MCA's purpose was to encourage fellowship among Mennonite chaplains, promote the chaplain's role in Mennonite healthcare institutions, secure recognition from Mennonite area conferences for chaplaincy as a credentialed ministry, and represent chaplains in the larger structures and assemblies of Mennonite healthcare institutions.

For a number of years before 1962, chaplains began attending the annual meetings of the Mennonite Hospital Association, which were usually held in conjunction with the annual meetings of the American Protestant Hospital Association, which had formed a Chaplains' Division. At the 1962 meeting, H. Ernest Bennett, Executive Secretary of Mennonite Hospital Association, helped provide a setting for chaplains to organize themselves. He also proposed that a representative of MCA serve on the Executive Committee of the Mennonite Hospital Association. As a result, Chester Raber was selected as the first chairman of MCA to represent chaplains on this Executive Committee.

MCA remained affiliated with successive Mennonite healthcare structures, holding its meetings at the yearly Mennonite Health Assembly until 2015. Then, in June 2017, MCA held its meeting in conjunction with the Annual Gathering of Mennonite Healthcare Fellowship (MHF) at Laurelville, Pennsylvania. At that time, it voted to dissolve the organization and encouraged Mennonite chaplains to join MHF and participate in regional gatherings hosted by Mennonite Health Services (MHS).

Member volunteers handled the governance and administration of the Mennonite Chaplains Association. Having started under Mennonite Hospital Association, it continued to be a sub-group under the successive reorganizations of that association. It generally elected officers at each meeting for the primary purpose of planning the following year's conference and representing MCA to the larger convention planning committee. Between meetings, officers communicated mainly through postal mail with an occasional mass mailing to both members and a more extensive list of chaplains secured through Mennonite area conferences.

MCA covered expenses through offerings at the meetings with funds managed by the Mennonite Health Association structure in the early years.

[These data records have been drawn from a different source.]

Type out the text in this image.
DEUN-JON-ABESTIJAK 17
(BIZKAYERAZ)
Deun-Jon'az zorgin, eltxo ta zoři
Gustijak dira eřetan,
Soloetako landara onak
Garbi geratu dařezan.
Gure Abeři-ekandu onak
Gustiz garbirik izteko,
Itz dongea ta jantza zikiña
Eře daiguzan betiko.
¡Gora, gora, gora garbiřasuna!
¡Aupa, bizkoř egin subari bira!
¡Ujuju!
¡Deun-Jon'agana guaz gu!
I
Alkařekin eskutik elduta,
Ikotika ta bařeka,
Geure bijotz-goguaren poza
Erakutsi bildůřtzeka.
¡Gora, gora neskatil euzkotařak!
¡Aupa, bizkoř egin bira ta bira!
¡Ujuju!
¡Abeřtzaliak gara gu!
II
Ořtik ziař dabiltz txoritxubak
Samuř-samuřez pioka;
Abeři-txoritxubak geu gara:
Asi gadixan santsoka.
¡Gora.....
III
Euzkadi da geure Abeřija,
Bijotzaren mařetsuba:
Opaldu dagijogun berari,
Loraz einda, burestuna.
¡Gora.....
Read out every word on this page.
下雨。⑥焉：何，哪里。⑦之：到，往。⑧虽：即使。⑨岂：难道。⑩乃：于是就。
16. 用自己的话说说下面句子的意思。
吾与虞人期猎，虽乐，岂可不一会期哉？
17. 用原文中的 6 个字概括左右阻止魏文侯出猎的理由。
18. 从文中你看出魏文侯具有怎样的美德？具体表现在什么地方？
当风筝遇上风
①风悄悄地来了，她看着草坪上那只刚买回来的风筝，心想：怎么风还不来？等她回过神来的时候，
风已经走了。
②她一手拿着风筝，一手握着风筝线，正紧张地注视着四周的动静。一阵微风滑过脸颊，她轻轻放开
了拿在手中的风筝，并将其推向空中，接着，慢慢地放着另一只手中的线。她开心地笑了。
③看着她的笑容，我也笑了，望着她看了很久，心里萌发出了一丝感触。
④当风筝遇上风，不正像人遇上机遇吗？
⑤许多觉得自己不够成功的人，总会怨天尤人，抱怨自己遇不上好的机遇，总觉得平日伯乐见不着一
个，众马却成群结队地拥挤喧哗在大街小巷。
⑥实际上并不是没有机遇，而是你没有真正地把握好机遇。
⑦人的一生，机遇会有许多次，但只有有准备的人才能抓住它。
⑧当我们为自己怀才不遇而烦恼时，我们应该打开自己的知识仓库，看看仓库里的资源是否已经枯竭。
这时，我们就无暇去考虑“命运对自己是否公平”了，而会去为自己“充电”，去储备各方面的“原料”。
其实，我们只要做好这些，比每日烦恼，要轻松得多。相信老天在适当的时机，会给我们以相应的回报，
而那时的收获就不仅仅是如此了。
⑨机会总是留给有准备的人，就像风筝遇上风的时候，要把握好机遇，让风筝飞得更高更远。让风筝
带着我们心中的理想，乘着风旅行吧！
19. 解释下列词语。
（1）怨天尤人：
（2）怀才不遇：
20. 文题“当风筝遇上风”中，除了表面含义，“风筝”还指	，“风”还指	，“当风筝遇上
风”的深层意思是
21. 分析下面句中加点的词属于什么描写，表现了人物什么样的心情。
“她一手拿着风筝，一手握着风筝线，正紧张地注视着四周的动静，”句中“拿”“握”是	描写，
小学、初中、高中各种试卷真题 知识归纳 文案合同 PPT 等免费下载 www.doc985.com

Eventually, it formulated a system of collecting dues, with those who contributed seen as members of the Mennonite Chaplains Association. In 2000, MCA opened a separate bank account, appointed a treasurer, and accounted for its own funds. It enabled a more structured administrative and financial system during this time through the increasing use of the Internet and conference call systems.

Even though many of the early chaplains were also congregational pastors, the issues increasingly revolved around a growing sense of self-identity as chaplains. For those who saw chaplaincy as a distinct calling rather than just an extension of congregational ministry, there was considerable advocacy for the area conferences of the Mennonite Church and the General Conference Mennonite Church to recognize and grant credentials to chaplains. The Mennonite Chaplains Association's first president, Chester A. (Chet) Raber, recalled the Indiana-Michigan Conference didn't know what to do with his request for ordination because it came from an individual instead of a congregation and because it didn't have a category for chaplains. It eventually classified him as a foreign missionary.

Because chaplains were new, the Mennonite seminaries did little to train or support them. Many Mennonites who considered chaplaincy as a calling turned to the Clinical Pastoral Education (CPE) movement, which started in the broader church in the 1950s. These relationships with chaplains of other denominations generated attempts in the last quarter of the 20th century to form alliances with chaplaincy groups such as the Church of the Brethren and the Southern Baptists. None of these relationships persisted over the long term.

MCA was also collaborative in other ways. An MCA member served on the board or planning committee of the larger gatherings of what became Mennonite Health Assembly (MHA). MCA also cooperated with entities related to MHA, including Mennonite Medical Association (MMA), Mennonite Nurses Association (MNA), and, eventually, with Mennonite Health Services (MHS) Alliance. A cooperative effort with MMA, MNA, and others led to cooperation in a quarterly Mennonite Health Journal. In 2002, MCA affirmed its participation and financial support in an association called Anabaptist Center for Healthcare Ethics (ACHE), which had its primary impact in helping Mennonite Church USA do a churchwide study of a Christian response to the USA healthcare system.

In the latter years, several significant changes gradually took place. First, most Mennonite chaplains no longer served in Mennonite-related institutions. Since MHA continued to be primarily a gathering of administrators, board members, and other leaders serving Mennonite institutions, which were members of MHS Alliance, the agenda for its meeting was primarily for leadership concerns. Fewer Mennonite chaplains, even those who still worked for Mennonite institutions, were able to attend MHA.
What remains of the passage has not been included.